Wi-Fi Finder by JiWire
JiWire’s Wi-Fi Finder has been downloaded by about 10 million users over the years, but Apple has recently removed it from the iTunes Store. (It's still on Google Play, however.) When it's working, the free service lets you find free Wi-Fi Internet hotspots wherever you are in the world online or offline (and not just in foreign ports, try it next time you're downtown in your home town). At last word, JiWire lets you browse locations even when you're not connected because you download a copy of the hotspot database, with more than 150,000 authorized locations in 175 countries worldwide, to use in offline mode. Sometimes you don't want a free hotspot, you want the closest one, and Wi-Fi Finder shows you all your options.

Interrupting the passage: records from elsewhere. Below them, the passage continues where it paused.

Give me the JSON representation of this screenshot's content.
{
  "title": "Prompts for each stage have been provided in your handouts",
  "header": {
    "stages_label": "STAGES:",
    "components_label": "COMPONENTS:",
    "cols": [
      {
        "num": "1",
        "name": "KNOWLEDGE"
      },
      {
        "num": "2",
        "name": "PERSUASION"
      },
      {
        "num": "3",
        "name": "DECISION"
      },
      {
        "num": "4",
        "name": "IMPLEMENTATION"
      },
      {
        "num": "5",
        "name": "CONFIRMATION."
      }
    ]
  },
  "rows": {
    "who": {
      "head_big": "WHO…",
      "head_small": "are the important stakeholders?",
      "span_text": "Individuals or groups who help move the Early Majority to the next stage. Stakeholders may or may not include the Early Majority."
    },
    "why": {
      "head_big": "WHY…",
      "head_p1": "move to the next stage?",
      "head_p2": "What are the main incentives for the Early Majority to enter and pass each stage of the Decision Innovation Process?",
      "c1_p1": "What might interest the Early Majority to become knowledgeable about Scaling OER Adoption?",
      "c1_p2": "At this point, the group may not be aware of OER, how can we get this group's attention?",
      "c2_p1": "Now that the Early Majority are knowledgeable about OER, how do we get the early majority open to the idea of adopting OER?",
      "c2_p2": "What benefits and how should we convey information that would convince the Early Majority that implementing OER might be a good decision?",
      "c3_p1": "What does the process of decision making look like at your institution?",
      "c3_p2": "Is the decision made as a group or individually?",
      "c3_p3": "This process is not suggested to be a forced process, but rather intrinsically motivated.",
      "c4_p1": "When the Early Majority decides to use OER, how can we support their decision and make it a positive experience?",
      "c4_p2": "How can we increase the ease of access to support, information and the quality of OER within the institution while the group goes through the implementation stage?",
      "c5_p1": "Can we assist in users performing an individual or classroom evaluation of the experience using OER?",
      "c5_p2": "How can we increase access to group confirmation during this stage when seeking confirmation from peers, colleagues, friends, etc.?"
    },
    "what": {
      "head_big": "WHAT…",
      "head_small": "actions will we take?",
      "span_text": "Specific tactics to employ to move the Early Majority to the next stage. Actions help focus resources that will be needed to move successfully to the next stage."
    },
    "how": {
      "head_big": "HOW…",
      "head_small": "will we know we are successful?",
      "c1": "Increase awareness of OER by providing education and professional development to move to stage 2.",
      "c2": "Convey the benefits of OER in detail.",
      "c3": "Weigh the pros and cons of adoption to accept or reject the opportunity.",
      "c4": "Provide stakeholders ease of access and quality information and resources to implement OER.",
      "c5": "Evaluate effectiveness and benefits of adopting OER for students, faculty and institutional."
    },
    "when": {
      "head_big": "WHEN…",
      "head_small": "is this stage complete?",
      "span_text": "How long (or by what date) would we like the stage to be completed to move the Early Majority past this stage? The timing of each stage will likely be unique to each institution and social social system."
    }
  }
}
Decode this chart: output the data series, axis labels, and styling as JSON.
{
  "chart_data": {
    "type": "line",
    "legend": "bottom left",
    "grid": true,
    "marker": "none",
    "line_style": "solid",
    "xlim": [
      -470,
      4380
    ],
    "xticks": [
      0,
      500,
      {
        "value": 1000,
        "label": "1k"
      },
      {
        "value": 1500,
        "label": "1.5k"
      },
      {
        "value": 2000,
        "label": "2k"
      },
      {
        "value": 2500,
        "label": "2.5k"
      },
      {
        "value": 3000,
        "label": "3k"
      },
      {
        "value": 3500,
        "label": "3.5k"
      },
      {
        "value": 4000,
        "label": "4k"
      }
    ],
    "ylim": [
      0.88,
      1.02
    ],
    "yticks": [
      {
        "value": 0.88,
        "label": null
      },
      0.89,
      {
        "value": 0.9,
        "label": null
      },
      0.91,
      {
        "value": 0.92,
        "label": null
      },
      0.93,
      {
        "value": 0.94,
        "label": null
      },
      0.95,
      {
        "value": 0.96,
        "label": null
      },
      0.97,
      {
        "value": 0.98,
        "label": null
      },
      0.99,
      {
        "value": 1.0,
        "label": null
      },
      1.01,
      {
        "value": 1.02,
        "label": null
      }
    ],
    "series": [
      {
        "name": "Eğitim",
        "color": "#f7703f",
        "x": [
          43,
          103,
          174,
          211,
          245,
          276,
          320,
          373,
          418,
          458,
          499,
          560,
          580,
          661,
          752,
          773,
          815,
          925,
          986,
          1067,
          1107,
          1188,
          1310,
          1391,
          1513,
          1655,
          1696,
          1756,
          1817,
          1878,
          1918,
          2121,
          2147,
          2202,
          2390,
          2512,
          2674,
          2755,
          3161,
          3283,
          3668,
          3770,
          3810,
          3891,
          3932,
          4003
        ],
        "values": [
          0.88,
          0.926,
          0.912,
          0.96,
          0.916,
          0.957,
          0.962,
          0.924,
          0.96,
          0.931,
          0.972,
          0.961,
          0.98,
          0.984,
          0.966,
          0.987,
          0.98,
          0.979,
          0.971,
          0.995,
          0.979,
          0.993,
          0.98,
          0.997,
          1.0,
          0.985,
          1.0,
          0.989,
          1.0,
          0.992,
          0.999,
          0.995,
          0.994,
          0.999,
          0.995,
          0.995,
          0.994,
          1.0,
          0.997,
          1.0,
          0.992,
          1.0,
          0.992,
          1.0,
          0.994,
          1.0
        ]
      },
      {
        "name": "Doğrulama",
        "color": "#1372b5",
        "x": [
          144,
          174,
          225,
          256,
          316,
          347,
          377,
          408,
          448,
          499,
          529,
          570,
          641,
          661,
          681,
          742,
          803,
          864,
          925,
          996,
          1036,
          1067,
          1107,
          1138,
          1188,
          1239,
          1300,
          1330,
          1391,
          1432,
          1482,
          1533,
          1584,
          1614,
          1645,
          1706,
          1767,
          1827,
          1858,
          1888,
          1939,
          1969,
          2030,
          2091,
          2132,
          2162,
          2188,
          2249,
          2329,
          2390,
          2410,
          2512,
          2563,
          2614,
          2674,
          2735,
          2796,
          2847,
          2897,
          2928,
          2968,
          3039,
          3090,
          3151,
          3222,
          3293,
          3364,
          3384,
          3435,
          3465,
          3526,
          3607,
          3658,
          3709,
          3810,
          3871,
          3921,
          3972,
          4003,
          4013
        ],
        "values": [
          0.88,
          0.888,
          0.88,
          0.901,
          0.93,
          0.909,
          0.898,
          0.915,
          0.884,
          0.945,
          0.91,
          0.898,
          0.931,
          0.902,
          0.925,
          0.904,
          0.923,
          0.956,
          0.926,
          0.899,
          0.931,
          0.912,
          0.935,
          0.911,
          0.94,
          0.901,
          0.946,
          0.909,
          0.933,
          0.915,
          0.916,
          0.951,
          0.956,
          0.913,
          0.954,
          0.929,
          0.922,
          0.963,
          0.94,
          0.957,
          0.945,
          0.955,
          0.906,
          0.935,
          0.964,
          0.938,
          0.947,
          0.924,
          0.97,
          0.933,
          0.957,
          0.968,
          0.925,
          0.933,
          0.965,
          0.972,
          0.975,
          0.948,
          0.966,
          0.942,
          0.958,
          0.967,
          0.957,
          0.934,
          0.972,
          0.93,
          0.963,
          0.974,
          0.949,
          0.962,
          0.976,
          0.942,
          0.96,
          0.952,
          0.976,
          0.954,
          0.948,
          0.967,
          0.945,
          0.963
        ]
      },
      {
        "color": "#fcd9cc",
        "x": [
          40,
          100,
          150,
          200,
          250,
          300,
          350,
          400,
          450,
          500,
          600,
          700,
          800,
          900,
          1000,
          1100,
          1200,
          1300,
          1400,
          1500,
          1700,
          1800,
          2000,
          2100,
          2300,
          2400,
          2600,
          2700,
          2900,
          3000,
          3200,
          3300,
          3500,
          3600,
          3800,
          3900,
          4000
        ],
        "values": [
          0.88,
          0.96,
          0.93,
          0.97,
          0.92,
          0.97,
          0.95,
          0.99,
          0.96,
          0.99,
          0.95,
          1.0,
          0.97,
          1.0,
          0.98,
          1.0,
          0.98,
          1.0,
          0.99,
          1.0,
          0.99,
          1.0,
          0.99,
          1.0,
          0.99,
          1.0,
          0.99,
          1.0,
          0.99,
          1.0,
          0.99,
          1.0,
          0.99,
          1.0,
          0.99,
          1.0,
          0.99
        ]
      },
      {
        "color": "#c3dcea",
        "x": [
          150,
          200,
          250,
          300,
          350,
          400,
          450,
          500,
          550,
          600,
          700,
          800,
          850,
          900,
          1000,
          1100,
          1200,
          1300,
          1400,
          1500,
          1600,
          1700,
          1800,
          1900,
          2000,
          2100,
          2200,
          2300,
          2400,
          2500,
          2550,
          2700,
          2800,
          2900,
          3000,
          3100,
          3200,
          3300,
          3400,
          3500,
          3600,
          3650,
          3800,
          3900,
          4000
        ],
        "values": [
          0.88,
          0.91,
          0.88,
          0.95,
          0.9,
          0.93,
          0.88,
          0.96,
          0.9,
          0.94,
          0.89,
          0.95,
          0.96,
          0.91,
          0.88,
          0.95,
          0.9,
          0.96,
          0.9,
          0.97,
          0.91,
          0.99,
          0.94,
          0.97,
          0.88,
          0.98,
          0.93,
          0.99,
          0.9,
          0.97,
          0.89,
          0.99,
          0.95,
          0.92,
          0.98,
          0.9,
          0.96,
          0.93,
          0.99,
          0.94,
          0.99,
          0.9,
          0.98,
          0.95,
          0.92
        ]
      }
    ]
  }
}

Free WiFi Finder by iVanya
If the other apps on this list come up short, give Free WiFi Finder a shot. The app helps you find free Wi-Fi hotspots in more than 50 countries around the globe (including many in the Caribbean). Like our top pick above, Free WiFi Finder loads a directory of locations, so you can use it when you're offline. The app comes from a developer in Russia named Ivan Antonov. Another choice: Free WiFi Hotspots for iOS devices, with a focus on Europe & Asia.
HotSpot Finder - Locate Free WiFi by Yuhi Dev
A relative newcomer to the scene, HotSpot Finder lets you locate nearby Wi-Fi hotspots but also shows Yelp business information and reviews for each venue. Includes cafes, restaurants, airports, businesses and other locations. This is worth checking out mostly for the Yelp info. Available for iPhone & iPad.
You may be familiar with Boingo if you've tried to connect to the Internet at an airport or on a plane. If all else fails, the Boingo Wi-Finder helps you stay connected at more than 1 million hotspots around the world, and though it's not free, prices are fairly reasonable if you're in a pinch.
Map WiFi & Wi-Fi Finder by Frederik Lipfert
Have you noticed that all of these apps have similar names? Keywords, my friend. I haven't tried out this one from Speedspot, but it has received some good ratings from users. From the app download site: "Find fast Wi-Fi wherever you go with the SpeedSpot WiFi Finder with Offline Maps. The Offline functionality makes it possible to download places that you are traveling to, so you can find Fast WiFi anywhere. The WiFi Finder is getting its data directly from SpeedSpots crowdsourced database of hundreds of thousands of WiFi Hotspots around the world. ... Download Maps for Offline use while traveling (No internet connection needed). Filter by venue type: Hotel, Cafe, Restaurant, Bar, Store." Download it for iPhone & iPad; the Android version appears to let you test the speed of your Wi-Fi connection and then search for free hotspots. Anyone try this one?
Do you use a different app or service to snag Wi-Fi when you're in port? Which one?